The log you posted shows that after bouncing the port the switch is not waiting the 300 seconds specified as the startup period before pinging the device again. The whole point of the Startup interval (at least my understanding of it) is to give the attached device enough time to reboot after a bounce in order to prevent a boot loop!
Actually the Startup value is only used when the switch first boots, to allow time for the switch to establish full network connectivity before ping monitoring begins.
If the bounced device needs time to reboot etc you need to set the Interval high enough to allow for that. Actually as long as the device comes back up before (Interval * Failures) seconds have passed it should be ok.

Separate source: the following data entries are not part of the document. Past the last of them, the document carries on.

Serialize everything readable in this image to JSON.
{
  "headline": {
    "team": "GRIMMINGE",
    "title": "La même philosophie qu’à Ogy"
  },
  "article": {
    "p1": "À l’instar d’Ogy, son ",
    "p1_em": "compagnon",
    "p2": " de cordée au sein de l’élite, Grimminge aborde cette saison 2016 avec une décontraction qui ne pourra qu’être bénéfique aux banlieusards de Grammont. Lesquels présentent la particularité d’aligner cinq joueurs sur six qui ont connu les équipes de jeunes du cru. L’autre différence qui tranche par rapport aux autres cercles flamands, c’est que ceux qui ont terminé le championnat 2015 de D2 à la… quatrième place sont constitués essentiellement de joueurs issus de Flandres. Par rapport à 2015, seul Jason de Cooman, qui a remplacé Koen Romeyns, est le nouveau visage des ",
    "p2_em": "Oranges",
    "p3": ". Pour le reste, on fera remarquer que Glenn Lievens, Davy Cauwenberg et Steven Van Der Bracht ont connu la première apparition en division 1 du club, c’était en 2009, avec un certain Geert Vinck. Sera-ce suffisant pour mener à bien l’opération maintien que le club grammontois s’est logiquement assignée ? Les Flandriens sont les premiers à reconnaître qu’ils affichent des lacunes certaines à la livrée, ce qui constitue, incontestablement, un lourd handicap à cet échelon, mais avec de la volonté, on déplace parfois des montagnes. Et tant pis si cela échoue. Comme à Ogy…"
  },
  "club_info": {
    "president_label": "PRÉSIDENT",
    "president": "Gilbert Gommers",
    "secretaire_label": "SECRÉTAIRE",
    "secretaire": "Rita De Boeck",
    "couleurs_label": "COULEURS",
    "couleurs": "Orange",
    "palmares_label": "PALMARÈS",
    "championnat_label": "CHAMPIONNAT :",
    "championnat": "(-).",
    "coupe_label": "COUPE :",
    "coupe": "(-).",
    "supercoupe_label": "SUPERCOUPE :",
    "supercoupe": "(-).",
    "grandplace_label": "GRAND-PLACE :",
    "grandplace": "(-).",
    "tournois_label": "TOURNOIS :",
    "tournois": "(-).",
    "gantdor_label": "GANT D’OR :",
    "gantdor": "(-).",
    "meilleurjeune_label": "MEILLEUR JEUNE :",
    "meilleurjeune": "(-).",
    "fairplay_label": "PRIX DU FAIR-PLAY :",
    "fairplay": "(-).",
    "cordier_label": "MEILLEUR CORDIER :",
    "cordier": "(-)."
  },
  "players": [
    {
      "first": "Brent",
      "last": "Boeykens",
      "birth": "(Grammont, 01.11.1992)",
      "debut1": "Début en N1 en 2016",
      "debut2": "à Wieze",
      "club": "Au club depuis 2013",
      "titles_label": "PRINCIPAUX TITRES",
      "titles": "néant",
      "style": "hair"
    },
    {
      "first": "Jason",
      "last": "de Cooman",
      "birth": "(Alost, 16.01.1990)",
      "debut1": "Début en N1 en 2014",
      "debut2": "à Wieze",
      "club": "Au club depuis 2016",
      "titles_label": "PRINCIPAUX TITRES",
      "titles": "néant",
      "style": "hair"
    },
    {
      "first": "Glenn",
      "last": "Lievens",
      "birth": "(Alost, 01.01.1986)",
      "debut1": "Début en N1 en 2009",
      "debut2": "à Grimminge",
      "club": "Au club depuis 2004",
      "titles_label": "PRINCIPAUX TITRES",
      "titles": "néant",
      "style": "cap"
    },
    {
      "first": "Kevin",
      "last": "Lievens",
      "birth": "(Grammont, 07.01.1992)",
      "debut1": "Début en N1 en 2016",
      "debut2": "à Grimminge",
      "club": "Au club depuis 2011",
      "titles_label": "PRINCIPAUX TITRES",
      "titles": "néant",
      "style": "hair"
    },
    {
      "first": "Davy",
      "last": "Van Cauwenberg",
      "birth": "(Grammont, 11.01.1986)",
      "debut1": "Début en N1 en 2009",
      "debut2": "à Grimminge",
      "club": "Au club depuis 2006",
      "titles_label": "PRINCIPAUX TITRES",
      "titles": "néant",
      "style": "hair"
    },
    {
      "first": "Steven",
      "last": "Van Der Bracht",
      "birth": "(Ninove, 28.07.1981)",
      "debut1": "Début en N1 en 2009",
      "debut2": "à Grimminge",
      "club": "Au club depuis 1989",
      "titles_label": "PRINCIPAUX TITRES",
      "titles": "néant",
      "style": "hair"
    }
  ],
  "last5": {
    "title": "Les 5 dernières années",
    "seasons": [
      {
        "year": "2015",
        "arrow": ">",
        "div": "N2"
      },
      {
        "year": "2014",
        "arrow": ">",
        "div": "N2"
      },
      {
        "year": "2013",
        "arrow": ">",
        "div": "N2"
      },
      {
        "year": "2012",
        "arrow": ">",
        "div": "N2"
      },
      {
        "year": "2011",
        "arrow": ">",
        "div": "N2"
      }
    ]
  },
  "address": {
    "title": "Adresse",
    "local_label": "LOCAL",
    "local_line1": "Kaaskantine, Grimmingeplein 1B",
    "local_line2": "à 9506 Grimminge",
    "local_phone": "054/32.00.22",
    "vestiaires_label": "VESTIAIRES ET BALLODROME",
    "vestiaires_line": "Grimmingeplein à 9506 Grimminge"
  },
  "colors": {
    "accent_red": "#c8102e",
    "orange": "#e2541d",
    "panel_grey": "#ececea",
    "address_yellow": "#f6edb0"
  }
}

Ah, Ok... Are you open to feedback on that implementation? (If this is the wrong place for that kind of discussion let me know & I can move this to a separate topic.)
I guess if I'm honest I'm actually curious if you'd be open to considering changing how the Startup option works?
I'll admit that my expectation of how the Startup option worked was based primarily on my experience with several other manufacturer's devices that have some form of ping watchdog feature, which I know is a case of
but it seems like I was not alone in my assumption of how it "should work" as jschroeter (who originally reported the issue earlier in this thread) clearly was under the same impression & based on Julian's comment
here it would seem like he was too.
More importantly, while I know duplicating another manufacturer's implementation simply to be the same is not a good reason to do anything, hopefully you'd agree that if the Startup option was applied both when the switch boots AND when it bounces a port, that it would make the Watchdog tool a lot more flexible. (For example, I've actually had to go back & change my Watchdog configuration on some switches to insure I don't get boot loops because I actually have a number of devices that I'd like to test every 10 seconds and reboot after 3 failures to make sure they are rebooted within 30 seconds of a problem, but that's not long enough to allow them to reboot! Shoot even 60 seconds is not enough time to allow some devices to reboot, but since the devices being pinged are directly attached to the switch that's more than enough time to establish that there's a problem with the device as I've never had the device drop multiple pings in less than 30 seconds much less 60 seconds unless it's locked up.)
Thoughts? Would you be willing to consider this? Is it even possible to make the Startup option do what I've proposed? (I'd assume it's technically possible, but... yeah.)
If you got this far, thanks for hearing me out.